New layers have been added to the mystery: a February 2010 “confidential” cable from the US Embassy in Bangkok titled “The Curse of the Blue Diamond” published by the anti-secrecy website WikiLeaks reports that “soon after the incident, some wives of Thai elites, particularly police commissioners and generals, have been photographed wearing jewelry very similar to the stolen Saudi jewels at various official and high-profile events.’

“The blue diamond was seen several times on the wife of a police general in the 1990s,” the embassy said, but it later disappeared. This cable was sent to the US Central Intelligence Agency, the National Security Council, the US Pacific Command, US embassies in China, Saudi Arabia and elsewhere.

But no evidence has emerged that Thai police have recovered any of the so far missing jewels.
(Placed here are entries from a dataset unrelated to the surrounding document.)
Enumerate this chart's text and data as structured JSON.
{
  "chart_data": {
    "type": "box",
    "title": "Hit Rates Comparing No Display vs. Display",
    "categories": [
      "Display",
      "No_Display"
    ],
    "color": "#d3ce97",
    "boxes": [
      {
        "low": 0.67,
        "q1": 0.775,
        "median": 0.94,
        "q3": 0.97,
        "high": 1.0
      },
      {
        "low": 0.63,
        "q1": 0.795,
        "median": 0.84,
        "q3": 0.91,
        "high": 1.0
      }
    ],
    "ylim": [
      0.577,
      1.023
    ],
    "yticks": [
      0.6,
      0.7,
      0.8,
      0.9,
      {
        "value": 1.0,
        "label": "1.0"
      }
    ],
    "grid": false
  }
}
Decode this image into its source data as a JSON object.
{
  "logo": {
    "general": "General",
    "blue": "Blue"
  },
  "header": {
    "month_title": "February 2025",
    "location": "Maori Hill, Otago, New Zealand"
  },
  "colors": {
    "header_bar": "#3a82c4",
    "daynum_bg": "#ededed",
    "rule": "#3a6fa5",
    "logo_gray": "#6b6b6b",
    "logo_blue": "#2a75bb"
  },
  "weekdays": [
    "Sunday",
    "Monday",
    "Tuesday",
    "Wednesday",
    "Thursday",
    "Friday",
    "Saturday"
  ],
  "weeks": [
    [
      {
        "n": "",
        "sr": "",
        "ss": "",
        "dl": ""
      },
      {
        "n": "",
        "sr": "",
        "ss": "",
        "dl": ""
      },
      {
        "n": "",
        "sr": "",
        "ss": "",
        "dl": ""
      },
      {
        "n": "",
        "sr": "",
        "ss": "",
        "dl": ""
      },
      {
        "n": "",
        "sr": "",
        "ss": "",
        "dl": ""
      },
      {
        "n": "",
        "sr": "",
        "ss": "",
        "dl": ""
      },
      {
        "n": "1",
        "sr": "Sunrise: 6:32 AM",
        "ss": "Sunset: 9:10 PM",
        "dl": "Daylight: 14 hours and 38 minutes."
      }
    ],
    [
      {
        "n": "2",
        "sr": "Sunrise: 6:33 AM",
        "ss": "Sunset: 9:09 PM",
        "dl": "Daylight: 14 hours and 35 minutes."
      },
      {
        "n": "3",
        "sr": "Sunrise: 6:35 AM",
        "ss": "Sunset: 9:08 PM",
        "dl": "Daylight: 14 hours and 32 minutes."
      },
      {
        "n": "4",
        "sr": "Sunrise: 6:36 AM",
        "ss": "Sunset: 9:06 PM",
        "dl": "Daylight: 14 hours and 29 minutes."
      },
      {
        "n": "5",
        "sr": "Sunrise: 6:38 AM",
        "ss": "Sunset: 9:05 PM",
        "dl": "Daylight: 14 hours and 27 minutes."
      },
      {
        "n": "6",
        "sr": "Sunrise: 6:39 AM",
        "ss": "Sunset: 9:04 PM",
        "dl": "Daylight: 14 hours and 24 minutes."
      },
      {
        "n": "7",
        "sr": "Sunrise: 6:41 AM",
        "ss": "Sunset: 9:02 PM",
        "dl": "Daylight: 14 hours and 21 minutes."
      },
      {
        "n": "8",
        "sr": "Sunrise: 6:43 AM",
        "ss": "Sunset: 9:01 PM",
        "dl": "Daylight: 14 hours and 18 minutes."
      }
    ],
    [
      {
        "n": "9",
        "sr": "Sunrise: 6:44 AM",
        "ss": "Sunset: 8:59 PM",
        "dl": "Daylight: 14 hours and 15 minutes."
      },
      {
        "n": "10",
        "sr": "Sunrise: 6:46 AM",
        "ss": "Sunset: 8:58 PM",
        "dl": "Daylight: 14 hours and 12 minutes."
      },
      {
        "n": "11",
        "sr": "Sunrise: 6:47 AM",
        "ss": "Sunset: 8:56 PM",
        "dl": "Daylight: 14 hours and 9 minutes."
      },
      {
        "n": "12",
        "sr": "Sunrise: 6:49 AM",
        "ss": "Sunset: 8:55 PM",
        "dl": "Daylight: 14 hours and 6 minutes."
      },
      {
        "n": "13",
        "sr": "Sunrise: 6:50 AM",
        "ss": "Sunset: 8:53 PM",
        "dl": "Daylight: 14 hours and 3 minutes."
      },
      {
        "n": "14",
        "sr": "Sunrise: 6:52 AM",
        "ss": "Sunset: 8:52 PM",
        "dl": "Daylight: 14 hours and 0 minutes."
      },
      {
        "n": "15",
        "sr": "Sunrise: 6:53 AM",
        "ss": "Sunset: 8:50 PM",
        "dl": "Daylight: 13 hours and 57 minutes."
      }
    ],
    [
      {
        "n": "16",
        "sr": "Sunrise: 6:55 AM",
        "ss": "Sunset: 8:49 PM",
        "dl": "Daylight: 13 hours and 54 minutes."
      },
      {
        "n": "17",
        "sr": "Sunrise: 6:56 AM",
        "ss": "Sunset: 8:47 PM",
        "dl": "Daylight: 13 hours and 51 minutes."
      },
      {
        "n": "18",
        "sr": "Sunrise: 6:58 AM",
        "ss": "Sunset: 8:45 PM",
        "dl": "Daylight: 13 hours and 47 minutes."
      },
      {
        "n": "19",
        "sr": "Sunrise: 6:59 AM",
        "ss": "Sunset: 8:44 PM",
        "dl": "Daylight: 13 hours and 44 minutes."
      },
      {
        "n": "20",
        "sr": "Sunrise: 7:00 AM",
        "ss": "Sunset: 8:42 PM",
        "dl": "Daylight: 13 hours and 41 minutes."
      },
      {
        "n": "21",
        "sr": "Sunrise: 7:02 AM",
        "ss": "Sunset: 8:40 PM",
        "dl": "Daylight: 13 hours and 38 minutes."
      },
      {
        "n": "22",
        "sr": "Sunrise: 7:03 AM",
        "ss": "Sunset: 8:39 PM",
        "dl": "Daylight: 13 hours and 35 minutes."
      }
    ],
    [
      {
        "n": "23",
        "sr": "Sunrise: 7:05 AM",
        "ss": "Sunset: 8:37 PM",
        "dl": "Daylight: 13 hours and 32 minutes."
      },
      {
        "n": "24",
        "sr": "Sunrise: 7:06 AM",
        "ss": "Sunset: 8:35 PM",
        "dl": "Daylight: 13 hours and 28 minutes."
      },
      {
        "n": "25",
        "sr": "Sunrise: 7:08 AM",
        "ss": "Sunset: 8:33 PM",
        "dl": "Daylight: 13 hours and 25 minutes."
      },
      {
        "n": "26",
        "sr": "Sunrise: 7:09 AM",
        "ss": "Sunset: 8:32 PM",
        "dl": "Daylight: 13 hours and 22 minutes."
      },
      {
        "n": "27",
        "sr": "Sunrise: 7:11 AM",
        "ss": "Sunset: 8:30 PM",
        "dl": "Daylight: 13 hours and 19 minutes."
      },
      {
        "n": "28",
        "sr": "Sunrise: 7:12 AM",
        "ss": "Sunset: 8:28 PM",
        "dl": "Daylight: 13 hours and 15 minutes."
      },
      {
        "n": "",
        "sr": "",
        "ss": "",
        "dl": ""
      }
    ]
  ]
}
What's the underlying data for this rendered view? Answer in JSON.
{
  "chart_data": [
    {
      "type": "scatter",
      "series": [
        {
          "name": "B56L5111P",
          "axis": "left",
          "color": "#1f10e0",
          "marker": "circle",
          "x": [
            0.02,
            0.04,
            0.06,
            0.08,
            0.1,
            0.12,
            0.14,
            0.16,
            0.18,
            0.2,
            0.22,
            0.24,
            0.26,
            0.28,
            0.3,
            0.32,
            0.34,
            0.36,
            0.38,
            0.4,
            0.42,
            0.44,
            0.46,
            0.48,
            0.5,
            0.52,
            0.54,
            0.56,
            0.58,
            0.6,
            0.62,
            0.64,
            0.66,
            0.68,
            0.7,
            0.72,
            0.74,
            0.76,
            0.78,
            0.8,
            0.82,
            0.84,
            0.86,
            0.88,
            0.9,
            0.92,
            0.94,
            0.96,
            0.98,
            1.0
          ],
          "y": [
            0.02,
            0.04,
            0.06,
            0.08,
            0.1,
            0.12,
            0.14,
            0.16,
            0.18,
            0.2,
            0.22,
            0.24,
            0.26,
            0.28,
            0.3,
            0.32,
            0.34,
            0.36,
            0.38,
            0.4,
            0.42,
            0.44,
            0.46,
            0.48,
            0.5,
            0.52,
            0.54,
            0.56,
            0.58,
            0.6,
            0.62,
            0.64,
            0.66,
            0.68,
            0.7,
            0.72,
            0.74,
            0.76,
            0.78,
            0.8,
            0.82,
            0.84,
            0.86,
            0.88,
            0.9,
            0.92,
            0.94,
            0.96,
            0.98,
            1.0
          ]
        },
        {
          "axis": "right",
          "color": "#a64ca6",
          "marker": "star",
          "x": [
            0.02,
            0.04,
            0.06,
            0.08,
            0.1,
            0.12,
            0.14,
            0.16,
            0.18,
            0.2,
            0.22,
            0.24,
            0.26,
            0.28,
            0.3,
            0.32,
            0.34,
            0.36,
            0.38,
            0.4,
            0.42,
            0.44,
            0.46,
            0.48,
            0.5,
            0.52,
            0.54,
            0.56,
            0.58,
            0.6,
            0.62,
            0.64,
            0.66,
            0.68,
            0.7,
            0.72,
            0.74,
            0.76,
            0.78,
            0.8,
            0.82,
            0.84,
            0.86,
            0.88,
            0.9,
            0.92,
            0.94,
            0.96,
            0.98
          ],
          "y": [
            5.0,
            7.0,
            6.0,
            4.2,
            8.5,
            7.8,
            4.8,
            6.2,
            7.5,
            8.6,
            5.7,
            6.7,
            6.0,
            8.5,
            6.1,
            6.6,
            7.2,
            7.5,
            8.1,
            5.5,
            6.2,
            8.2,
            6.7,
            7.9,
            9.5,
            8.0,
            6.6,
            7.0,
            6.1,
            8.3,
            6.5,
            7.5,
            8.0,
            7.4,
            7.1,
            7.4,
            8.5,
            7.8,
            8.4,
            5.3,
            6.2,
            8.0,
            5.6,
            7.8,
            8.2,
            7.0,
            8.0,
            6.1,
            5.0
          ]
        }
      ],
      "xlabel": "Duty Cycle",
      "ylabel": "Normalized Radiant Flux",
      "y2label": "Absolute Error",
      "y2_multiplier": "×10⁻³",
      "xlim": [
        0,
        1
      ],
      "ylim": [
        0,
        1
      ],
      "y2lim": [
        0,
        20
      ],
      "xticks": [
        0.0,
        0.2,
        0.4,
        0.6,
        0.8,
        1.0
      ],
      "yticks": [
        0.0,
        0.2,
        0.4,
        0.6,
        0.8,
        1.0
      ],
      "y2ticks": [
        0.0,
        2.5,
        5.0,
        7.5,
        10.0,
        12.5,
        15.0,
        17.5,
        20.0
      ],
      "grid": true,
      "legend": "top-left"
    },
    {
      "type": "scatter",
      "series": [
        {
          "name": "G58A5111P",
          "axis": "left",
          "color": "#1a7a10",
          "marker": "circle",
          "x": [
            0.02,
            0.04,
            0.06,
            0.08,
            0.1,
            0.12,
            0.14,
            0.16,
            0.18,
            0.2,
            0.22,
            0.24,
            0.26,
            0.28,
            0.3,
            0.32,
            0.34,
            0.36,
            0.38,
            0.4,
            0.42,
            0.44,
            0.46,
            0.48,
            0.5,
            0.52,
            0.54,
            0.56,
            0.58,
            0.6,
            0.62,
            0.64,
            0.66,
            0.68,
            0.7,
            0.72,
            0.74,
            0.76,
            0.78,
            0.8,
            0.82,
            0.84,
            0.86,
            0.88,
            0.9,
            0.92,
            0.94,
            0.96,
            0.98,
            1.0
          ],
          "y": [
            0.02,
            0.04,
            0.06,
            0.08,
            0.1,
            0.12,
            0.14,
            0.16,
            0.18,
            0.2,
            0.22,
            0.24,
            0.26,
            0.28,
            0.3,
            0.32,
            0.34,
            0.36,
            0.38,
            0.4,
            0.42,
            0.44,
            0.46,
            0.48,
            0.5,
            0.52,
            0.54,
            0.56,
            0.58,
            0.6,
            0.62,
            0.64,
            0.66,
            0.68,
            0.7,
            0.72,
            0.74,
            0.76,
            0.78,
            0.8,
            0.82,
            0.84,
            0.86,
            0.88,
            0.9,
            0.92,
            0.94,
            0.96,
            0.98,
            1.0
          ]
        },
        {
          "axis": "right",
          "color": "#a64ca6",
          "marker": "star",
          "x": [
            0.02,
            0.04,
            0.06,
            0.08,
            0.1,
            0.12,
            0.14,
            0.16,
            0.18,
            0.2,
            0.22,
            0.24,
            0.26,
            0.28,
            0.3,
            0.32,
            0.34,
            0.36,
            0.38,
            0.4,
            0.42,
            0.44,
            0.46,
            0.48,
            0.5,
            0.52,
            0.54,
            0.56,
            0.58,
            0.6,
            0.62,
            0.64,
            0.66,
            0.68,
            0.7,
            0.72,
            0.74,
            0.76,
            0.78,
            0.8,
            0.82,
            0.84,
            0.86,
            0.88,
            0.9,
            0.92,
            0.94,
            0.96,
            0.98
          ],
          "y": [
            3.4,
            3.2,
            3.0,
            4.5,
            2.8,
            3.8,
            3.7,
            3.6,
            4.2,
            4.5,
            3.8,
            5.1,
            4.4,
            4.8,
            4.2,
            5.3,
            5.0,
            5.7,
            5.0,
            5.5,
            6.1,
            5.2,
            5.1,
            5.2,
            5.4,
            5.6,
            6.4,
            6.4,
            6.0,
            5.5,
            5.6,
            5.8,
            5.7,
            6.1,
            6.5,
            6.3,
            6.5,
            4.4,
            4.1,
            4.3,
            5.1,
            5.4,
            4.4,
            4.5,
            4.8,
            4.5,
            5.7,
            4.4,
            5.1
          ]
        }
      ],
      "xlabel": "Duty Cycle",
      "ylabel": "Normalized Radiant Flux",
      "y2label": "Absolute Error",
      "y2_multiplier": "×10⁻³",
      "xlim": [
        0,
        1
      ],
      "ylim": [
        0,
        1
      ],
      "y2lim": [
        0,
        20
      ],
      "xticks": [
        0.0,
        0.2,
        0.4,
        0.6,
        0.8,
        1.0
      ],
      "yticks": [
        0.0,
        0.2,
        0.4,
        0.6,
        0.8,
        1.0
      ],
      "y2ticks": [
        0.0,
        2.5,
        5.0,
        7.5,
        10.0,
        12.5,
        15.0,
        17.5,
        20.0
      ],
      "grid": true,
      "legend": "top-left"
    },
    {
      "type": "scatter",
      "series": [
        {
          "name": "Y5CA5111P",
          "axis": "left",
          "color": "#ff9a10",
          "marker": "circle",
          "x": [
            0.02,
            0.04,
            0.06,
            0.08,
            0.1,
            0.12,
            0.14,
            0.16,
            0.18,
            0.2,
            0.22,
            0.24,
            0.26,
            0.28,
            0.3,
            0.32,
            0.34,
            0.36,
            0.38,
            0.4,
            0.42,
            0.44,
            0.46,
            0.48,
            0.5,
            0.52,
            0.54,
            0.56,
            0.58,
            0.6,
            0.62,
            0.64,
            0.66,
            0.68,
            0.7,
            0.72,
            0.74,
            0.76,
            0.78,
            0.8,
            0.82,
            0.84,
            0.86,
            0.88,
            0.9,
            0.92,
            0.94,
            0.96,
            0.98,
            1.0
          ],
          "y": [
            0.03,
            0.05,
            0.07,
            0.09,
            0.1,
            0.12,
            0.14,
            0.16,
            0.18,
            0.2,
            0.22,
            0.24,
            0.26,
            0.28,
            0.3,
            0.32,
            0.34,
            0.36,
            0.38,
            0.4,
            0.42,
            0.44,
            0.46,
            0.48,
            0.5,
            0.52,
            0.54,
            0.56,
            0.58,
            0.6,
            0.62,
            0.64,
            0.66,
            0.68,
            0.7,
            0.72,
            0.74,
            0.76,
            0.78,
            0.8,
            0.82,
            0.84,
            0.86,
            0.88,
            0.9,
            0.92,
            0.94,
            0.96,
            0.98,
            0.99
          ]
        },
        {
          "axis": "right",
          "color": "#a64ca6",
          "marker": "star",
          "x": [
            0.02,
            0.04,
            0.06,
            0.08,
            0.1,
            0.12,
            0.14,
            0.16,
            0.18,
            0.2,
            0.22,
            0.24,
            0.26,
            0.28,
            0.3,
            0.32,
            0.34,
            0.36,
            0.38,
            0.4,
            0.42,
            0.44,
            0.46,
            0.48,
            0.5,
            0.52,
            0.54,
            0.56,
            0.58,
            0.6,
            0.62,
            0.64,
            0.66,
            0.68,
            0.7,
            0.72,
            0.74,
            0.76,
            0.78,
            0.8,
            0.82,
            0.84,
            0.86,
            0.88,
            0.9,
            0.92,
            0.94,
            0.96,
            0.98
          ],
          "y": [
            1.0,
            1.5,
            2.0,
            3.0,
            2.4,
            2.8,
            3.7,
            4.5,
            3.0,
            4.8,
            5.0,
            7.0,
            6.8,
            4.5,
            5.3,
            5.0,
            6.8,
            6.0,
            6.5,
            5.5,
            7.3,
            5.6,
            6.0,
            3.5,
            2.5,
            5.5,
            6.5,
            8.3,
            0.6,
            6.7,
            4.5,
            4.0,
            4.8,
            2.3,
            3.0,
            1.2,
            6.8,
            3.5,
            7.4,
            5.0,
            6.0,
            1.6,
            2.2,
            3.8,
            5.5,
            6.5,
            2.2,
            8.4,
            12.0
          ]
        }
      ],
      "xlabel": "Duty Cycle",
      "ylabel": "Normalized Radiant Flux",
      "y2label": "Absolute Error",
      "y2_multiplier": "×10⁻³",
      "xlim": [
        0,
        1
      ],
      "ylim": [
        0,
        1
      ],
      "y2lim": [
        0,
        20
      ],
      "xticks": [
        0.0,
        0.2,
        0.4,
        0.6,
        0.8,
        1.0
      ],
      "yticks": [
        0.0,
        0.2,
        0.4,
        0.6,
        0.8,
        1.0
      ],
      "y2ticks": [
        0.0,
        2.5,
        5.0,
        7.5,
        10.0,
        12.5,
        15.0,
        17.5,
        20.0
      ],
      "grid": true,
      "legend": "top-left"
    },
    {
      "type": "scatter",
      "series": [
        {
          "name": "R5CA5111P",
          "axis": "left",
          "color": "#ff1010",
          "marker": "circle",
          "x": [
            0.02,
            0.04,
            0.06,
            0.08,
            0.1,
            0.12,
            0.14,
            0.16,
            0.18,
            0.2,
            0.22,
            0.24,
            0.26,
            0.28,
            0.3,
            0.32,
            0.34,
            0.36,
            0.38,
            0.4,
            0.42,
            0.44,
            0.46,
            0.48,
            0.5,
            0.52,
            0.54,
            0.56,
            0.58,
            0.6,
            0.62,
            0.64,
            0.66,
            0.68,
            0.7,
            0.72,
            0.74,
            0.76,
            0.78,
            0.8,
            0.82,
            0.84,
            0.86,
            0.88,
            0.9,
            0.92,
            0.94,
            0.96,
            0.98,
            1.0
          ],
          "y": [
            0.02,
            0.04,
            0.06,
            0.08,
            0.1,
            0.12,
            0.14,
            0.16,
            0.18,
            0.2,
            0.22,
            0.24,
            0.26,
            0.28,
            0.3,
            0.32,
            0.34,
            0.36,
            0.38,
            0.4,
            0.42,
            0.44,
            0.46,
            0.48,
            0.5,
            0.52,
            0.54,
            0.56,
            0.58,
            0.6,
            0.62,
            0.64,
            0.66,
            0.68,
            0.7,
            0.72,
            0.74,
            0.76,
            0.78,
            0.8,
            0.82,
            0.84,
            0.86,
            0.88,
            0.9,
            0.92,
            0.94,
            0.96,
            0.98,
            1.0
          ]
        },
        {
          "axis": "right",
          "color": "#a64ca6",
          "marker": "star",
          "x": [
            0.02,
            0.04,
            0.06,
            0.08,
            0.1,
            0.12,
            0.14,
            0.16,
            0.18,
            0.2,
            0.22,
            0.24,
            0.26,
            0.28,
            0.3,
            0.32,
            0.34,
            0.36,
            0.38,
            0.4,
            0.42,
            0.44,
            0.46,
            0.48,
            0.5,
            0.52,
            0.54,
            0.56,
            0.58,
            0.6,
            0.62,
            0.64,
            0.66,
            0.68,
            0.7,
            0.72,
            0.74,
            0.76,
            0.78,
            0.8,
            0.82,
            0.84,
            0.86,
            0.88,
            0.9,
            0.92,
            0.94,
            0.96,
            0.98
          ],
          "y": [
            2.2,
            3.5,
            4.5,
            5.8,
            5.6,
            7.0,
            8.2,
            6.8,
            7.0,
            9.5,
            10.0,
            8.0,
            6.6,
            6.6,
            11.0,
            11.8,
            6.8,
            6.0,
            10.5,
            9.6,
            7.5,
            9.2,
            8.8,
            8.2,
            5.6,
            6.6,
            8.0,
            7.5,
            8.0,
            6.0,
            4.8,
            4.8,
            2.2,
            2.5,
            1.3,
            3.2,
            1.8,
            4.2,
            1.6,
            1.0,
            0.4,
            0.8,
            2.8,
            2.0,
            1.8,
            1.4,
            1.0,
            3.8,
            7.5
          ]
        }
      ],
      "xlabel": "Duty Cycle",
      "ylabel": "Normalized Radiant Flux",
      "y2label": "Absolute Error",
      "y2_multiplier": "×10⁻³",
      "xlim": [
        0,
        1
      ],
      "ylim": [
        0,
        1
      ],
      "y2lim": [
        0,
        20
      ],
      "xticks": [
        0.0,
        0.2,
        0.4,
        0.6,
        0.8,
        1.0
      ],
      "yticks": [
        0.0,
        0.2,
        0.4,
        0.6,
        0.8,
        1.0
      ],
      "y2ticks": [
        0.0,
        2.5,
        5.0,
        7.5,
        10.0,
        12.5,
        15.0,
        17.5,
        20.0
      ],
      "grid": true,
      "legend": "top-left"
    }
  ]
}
A US embassy cable claimed that four officers convicted in the deaths of the jeweler’s wife and teenage son had confessed that “police allegedly kidnapped family members to force Santi to reveal what happened to the jewels.” After the jeweler paid up, a “police gang” killed his wife and child to cover their tracks.
In 2001, “two judges, one from the Court of Appeals and one from the Supreme Court, tried to extort” hundreds of thousands of dollars from Lt. Gen. Chalor, the telegram said, apparently to find him innocent.

The Supreme Court supported Lt. Gen. Chalora was sentenced to death for kidnapping and two murders, but was released a few years later.

Other members of the gang were acquitted. One officer reportedly died in prison while awaiting trial.

In January, Prime Minister Prayuth met with Prince Salman in Riyadh and said relations now “should be better than they have been in the last 32 years.”

“Both countries have agreed to fully restore diplomatic relations, including the appointment of ambassadors,” Mr Prayuth said.

A joint statement by Saudi Arabia and Thailand said Mr Prayuth “expressed his sincere regret for the tragic events that took place in Thailand in 1989-1990”.

Thailand is committed to “providing adequate security to members of the Royal Saudi Embassy in Bangkok,” it said in a statement.

“We will move on and not talk about the past anymore,” said Thai Foreign Minister Don Pramudwinai.